Microsoft releases two critical security patches
- MS06-018: Moderate - Entitled "Vulnerability in Microsoft Distributed Transaction Coordinator Could Allow Denial of Service," this advisory affects Windows 2000 SP4, Windows XP (SP1 and SP2) and Windows 2003 Server. It does not affect Windows XP x64 edition, nor Windows versions Me, 98 SE, or 98.
- MS06-019: Critical - Entitled "Vulnerability in Microsoft Exchange Could Allow Remote Code Execution," this bulletin affects Microsoft Exchange Server 2000 and 2003. This update will change some of the permissions allowed within Microsoft Exchange Server by limiting users who send "on behalf of" another user. Exploitation of this flaw could allow a remote attacker to run malicious code on a vulnerable PC.

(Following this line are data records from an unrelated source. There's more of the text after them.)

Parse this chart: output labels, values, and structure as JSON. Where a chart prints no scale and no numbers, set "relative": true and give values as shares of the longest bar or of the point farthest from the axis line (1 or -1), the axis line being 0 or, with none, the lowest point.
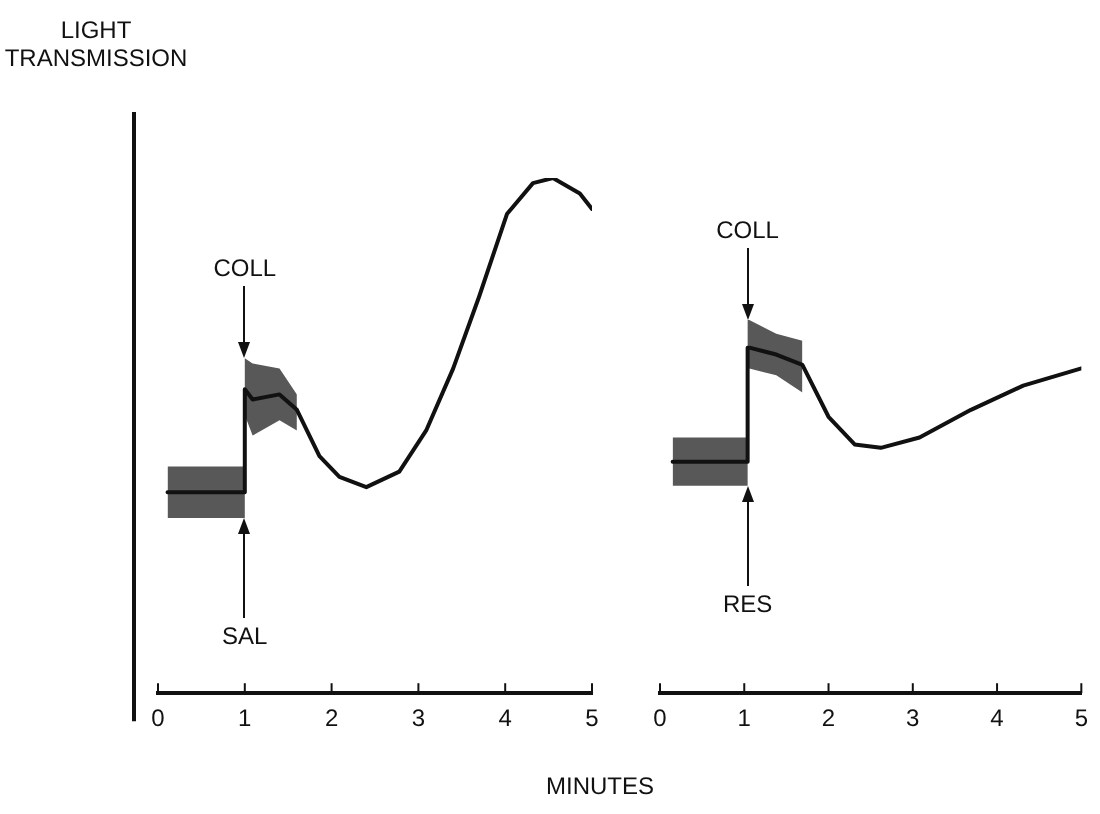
{
  "chart_data": [
    {
      "type": "line",
      "relative": true,
      "ylabel": "LIGHT TRANSMISSION",
      "xlabel": "MINUTES",
      "xlim": [
        0,
        5
      ],
      "xticks": [
        0,
        1,
        2,
        3,
        4,
        5
      ],
      "legend": false,
      "marker": "none",
      "line_style": "solid",
      "annotations": [
        "COLL",
        "SAL"
      ],
      "series": [
        {
          "color": "#111111",
          "x": [
            0.11,
            1.0,
            1.0,
            1.09,
            1.4,
            1.6,
            1.86,
            2.09,
            2.4,
            2.78,
            3.09,
            3.4,
            3.7,
            4.02,
            4.32,
            4.55,
            4.86,
            5.0
          ],
          "values": [
            0.39,
            0.39,
            0.59,
            0.57,
            0.58,
            0.55,
            0.46,
            0.42,
            0.4,
            0.43,
            0.51,
            0.63,
            0.77,
            0.93,
            0.99,
            1,
            0.97,
            0.94
          ],
          "lower": [
            0.34,
            0.34,
            0.54,
            0.5,
            0.53,
            0.51,
            null,
            null,
            null,
            null,
            null,
            null,
            null,
            null,
            null,
            null,
            null,
            null
          ],
          "upper": [
            0.44,
            0.44,
            0.65,
            0.64,
            0.63,
            0.58,
            null,
            null,
            null,
            null,
            null,
            null,
            null,
            null,
            null,
            null,
            null,
            null
          ]
        }
      ]
    },
    {
      "type": "line",
      "relative": true,
      "xlim": [
        0,
        5
      ],
      "xticks": [
        0,
        1,
        2,
        3,
        4,
        5
      ],
      "legend": false,
      "marker": "none",
      "line_style": "solid",
      "annotations": [
        "COLL",
        "RES"
      ],
      "series": [
        {
          "color": "#111111",
          "x": [
            0.15,
            1.04,
            1.04,
            1.06,
            1.38,
            1.69,
            2.0,
            2.31,
            2.62,
            3.08,
            3.69,
            4.31,
            5.0
          ],
          "values": [
            0.67,
            0.67,
            1,
            1,
            0.98,
            0.95,
            0.8,
            0.72,
            0.71,
            0.74,
            0.82,
            0.89,
            0.94
          ],
          "lower": [
            0.6,
            0.6,
            0.94,
            0.94,
            0.92,
            0.87,
            null,
            null,
            null,
            null,
            null,
            null,
            null
          ],
          "upper": [
            0.74,
            0.74,
            1.08,
            1.08,
            1.04,
            1.02,
            null,
            null,
            null,
            null,
            null,
            null,
            null
          ]
        }
      ]
    }
  ]
}
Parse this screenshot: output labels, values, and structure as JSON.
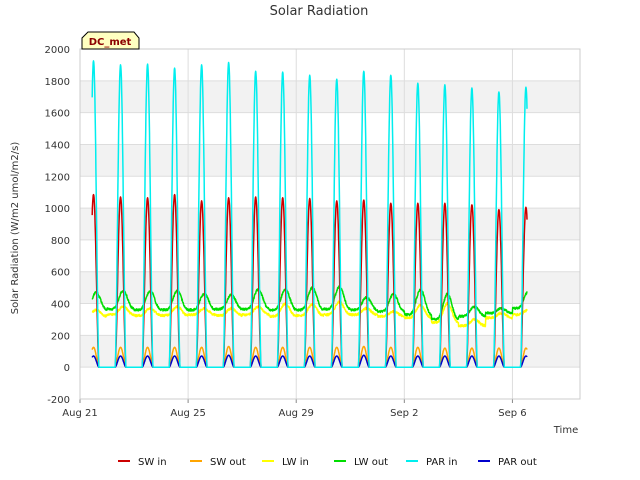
{
  "chart_data": {
    "type": "line",
    "title": "Solar Radiation",
    "xlabel": "Time",
    "ylabel": "Solar Radiation (W/m2 umol/m2/s)",
    "badge": "DC_met",
    "ylim": [
      -200,
      2000
    ],
    "xlim": [
      0,
      18.5
    ],
    "yticks": [
      -200,
      0,
      200,
      400,
      600,
      800,
      1000,
      1200,
      1400,
      1600,
      1800,
      2000
    ],
    "xticks": [
      {
        "value": 0,
        "label": "Aug 21"
      },
      {
        "value": 4,
        "label": "Aug 25"
      },
      {
        "value": 8,
        "label": "Aug 29"
      },
      {
        "value": 12,
        "label": "Sep 2"
      },
      {
        "value": 16,
        "label": "Sep 6"
      }
    ],
    "grid": true,
    "legend_position": "bottom",
    "days": [
      "Aug 21",
      "Aug 22",
      "Aug 23",
      "Aug 24",
      "Aug 25",
      "Aug 26",
      "Aug 27",
      "Aug 28",
      "Aug 29",
      "Aug 30",
      "Aug 31",
      "Sep 1",
      "Sep 2",
      "Sep 3",
      "Sep 4",
      "Sep 5",
      "Sep 6"
    ],
    "series": [
      {
        "name": "SW in",
        "color": "#cc0000",
        "kind": "peak",
        "peaks": [
          1085,
          1070,
          1065,
          1085,
          1045,
          1065,
          1070,
          1065,
          1060,
          1045,
          1050,
          1030,
          1030,
          1030,
          1020,
          990,
          1005
        ]
      },
      {
        "name": "SW out",
        "color": "#ffa500",
        "kind": "peak",
        "peaks": [
          125,
          125,
          125,
          125,
          125,
          130,
          125,
          125,
          125,
          125,
          130,
          125,
          125,
          120,
          120,
          120,
          120
        ]
      },
      {
        "name": "LW in",
        "color": "#ffff00",
        "kind": "band",
        "night": [
          320,
          330,
          325,
          325,
          330,
          325,
          330,
          320,
          325,
          330,
          330,
          320,
          310,
          280,
          260,
          310,
          330
        ],
        "day": [
          360,
          380,
          370,
          380,
          370,
          370,
          380,
          400,
          395,
          410,
          370,
          350,
          390,
          400,
          300,
          340,
          360
        ]
      },
      {
        "name": "LW out",
        "color": "#00dd00",
        "kind": "band",
        "night": [
          360,
          365,
          360,
          360,
          360,
          365,
          365,
          360,
          360,
          365,
          360,
          350,
          330,
          300,
          320,
          340,
          370
        ],
        "day": [
          470,
          480,
          480,
          480,
          460,
          455,
          490,
          490,
          500,
          505,
          440,
          460,
          490,
          460,
          380,
          370,
          480
        ]
      },
      {
        "name": "PAR in",
        "color": "#00eeee",
        "kind": "peak",
        "peaks": [
          1925,
          1900,
          1905,
          1880,
          1900,
          1915,
          1860,
          1855,
          1835,
          1810,
          1860,
          1835,
          1785,
          1775,
          1755,
          1730,
          1760
        ]
      },
      {
        "name": "PAR out",
        "color": "#0000cc",
        "kind": "peak",
        "peaks": [
          70,
          70,
          70,
          70,
          70,
          75,
          70,
          70,
          70,
          70,
          75,
          70,
          70,
          70,
          70,
          70,
          70
        ]
      }
    ]
  }
}
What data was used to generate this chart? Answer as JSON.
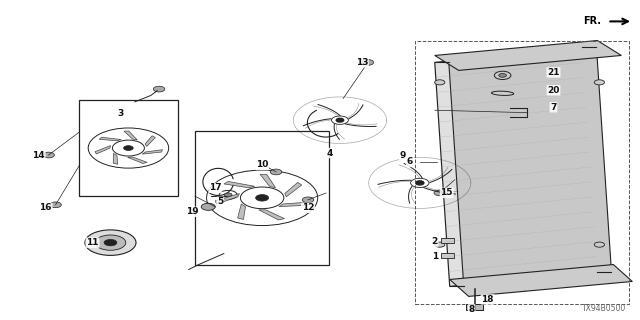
{
  "bg_color": "#ffffff",
  "line_color": "#222222",
  "label_color": "#111111",
  "diagram_code": "TX94B0500",
  "fr_label": "FR."
}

- MS06-020: Critical - Entitled "Vulnerabilities in Macromedia Flash Player from Adobe Could Allow Remote Code Execution," this bulletin affects all versions of Windows except Windows 2000 and Windows 2003 Server. Although Flash is a software product created by Adobe, versions of Flash have been distributed within versions of Windows 98, 98 SE, Me, and XP. If you are running Flash version 4.0.28, 5.0.44, or 6.0.79, you need to update with this patch. Adobe has an additional details in its own security bulletin.